A Corrente de Gelo do Nordeste da Groenlândia drena cerca de 15% do manto de gelo interno. O riacho canaliza seu gelo pela 79N ou pela área glacial ao sul, Zachariae Isstrom. Esta, aliás, já perdeu grande parte de sua plataforma de gelo flutuante.

Segundo Box, a 79N pode resistir por mais tempo graças a presença de ilhas em uma de suas extremidades, o que gera um certo grau de estabilidade. Mas ele afirma que a plataforma continua diminuindo, principalmente ao longo de seu “tronco”.

“Isso indica que o desmantelamento da N79 está ocorrendo a partir do meio, o que é algo único. Eu acredito que isso não acontecerá nos próximos 10 ou 20 anos, mas quem sabe?”, afirmou à BBC News.

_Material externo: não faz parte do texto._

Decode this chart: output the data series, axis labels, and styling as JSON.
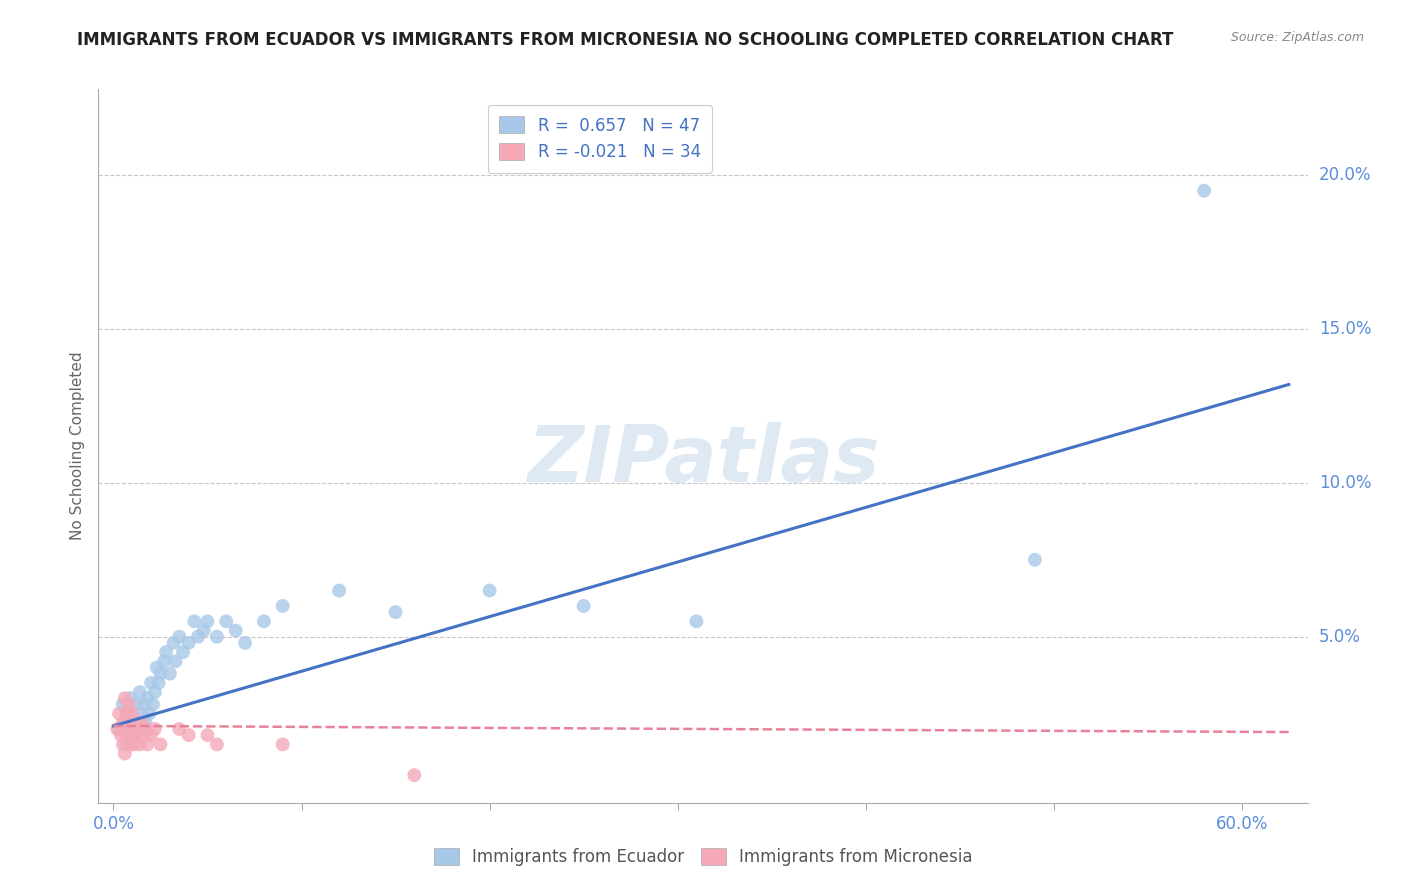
{
  "title": "IMMIGRANTS FROM ECUADOR VS IMMIGRANTS FROM MICRONESIA NO SCHOOLING COMPLETED CORRELATION CHART",
  "source": "Source: ZipAtlas.com",
  "ylabel_label": "No Schooling Completed",
  "x_ticks": [
    0.0,
    0.1,
    0.2,
    0.3,
    0.4,
    0.5,
    0.6
  ],
  "x_tick_labels": [
    "0.0%",
    "",
    "",
    "",
    "",
    "",
    "60.0%"
  ],
  "y_ticks": [
    0.0,
    0.05,
    0.1,
    0.15,
    0.2
  ],
  "y_tick_labels": [
    "",
    "5.0%",
    "10.0%",
    "15.0%",
    "20.0%"
  ],
  "xlim": [
    -0.008,
    0.635
  ],
  "ylim": [
    -0.004,
    0.228
  ],
  "ecuador_color": "#a8c8e8",
  "micronesia_color": "#f4a8b8",
  "ecuador_line_color": "#4472c4",
  "micronesia_line_color": "#e8829a",
  "R_ecuador": 0.657,
  "N_ecuador": 47,
  "R_micronesia": -0.021,
  "N_micronesia": 34,
  "ecuador_x": [
    0.003,
    0.005,
    0.006,
    0.007,
    0.008,
    0.009,
    0.01,
    0.011,
    0.012,
    0.013,
    0.014,
    0.015,
    0.016,
    0.017,
    0.018,
    0.019,
    0.02,
    0.021,
    0.022,
    0.023,
    0.024,
    0.025,
    0.027,
    0.028,
    0.03,
    0.032,
    0.033,
    0.035,
    0.037,
    0.04,
    0.043,
    0.045,
    0.048,
    0.05,
    0.055,
    0.06,
    0.065,
    0.07,
    0.08,
    0.09,
    0.12,
    0.15,
    0.2,
    0.25,
    0.31,
    0.49,
    0.58
  ],
  "ecuador_y": [
    0.02,
    0.028,
    0.022,
    0.015,
    0.025,
    0.03,
    0.018,
    0.022,
    0.028,
    0.02,
    0.032,
    0.025,
    0.028,
    0.022,
    0.03,
    0.025,
    0.035,
    0.028,
    0.032,
    0.04,
    0.035,
    0.038,
    0.042,
    0.045,
    0.038,
    0.048,
    0.042,
    0.05,
    0.045,
    0.048,
    0.055,
    0.05,
    0.052,
    0.055,
    0.05,
    0.055,
    0.052,
    0.048,
    0.055,
    0.06,
    0.065,
    0.058,
    0.065,
    0.06,
    0.055,
    0.075,
    0.195
  ],
  "micronesia_x": [
    0.002,
    0.003,
    0.004,
    0.005,
    0.005,
    0.006,
    0.006,
    0.007,
    0.007,
    0.008,
    0.008,
    0.009,
    0.009,
    0.01,
    0.01,
    0.011,
    0.011,
    0.012,
    0.012,
    0.013,
    0.014,
    0.015,
    0.016,
    0.017,
    0.018,
    0.02,
    0.022,
    0.025,
    0.035,
    0.04,
    0.05,
    0.055,
    0.09,
    0.16
  ],
  "micronesia_y": [
    0.02,
    0.025,
    0.018,
    0.022,
    0.015,
    0.03,
    0.012,
    0.025,
    0.018,
    0.02,
    0.028,
    0.015,
    0.022,
    0.018,
    0.025,
    0.02,
    0.015,
    0.022,
    0.018,
    0.02,
    0.015,
    0.022,
    0.018,
    0.02,
    0.015,
    0.018,
    0.02,
    0.015,
    0.02,
    0.018,
    0.018,
    0.015,
    0.015,
    0.005
  ],
  "ecuador_line_x0": 0.0,
  "ecuador_line_y0": 0.021,
  "ecuador_line_x1": 0.625,
  "ecuador_line_y1": 0.132,
  "micronesia_line_x0": 0.0,
  "micronesia_line_y0": 0.021,
  "micronesia_line_x1": 0.625,
  "micronesia_line_y1": 0.019,
  "watermark": "ZIPatlas",
  "background_color": "#ffffff",
  "grid_color": "#c8c8c8",
  "title_color": "#222222",
  "tick_color": "#5b8dd9",
  "axis_color": "#aaaaaa"
}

Em julho, outra plataforma de gelo enorme do Ártico também perdeu uma parte significativa, a plataforma Milne, no norte do Canadá. Um bloco de quase 80 quilômetros quadrados se desprendeu de um segmento de 106 quilômetros quadrados. Milne era o maior remanescente intacto de uma ampla plataforma de gelo que ocupava 8.600 quilômetros quadrados no início do século 20.

O derretimento acelerado da Groenlândia motivou um amplo estudo das geleiras a partir da análise de dados dos satélites Grace-FO, dos EUA e da Alemanha. Os equipamentos foram capazes de pesar as plataformas de gelo.

Essa iniciativa identificou que o ano de 2019 foi marcado por um recorde, com a perda de 530 bilhões de toneladas de gelo. Essa quantidade de água derretida que escorreu das geleiras foi suficiente para elevar o nível do mar no planeta em 1,5 mm.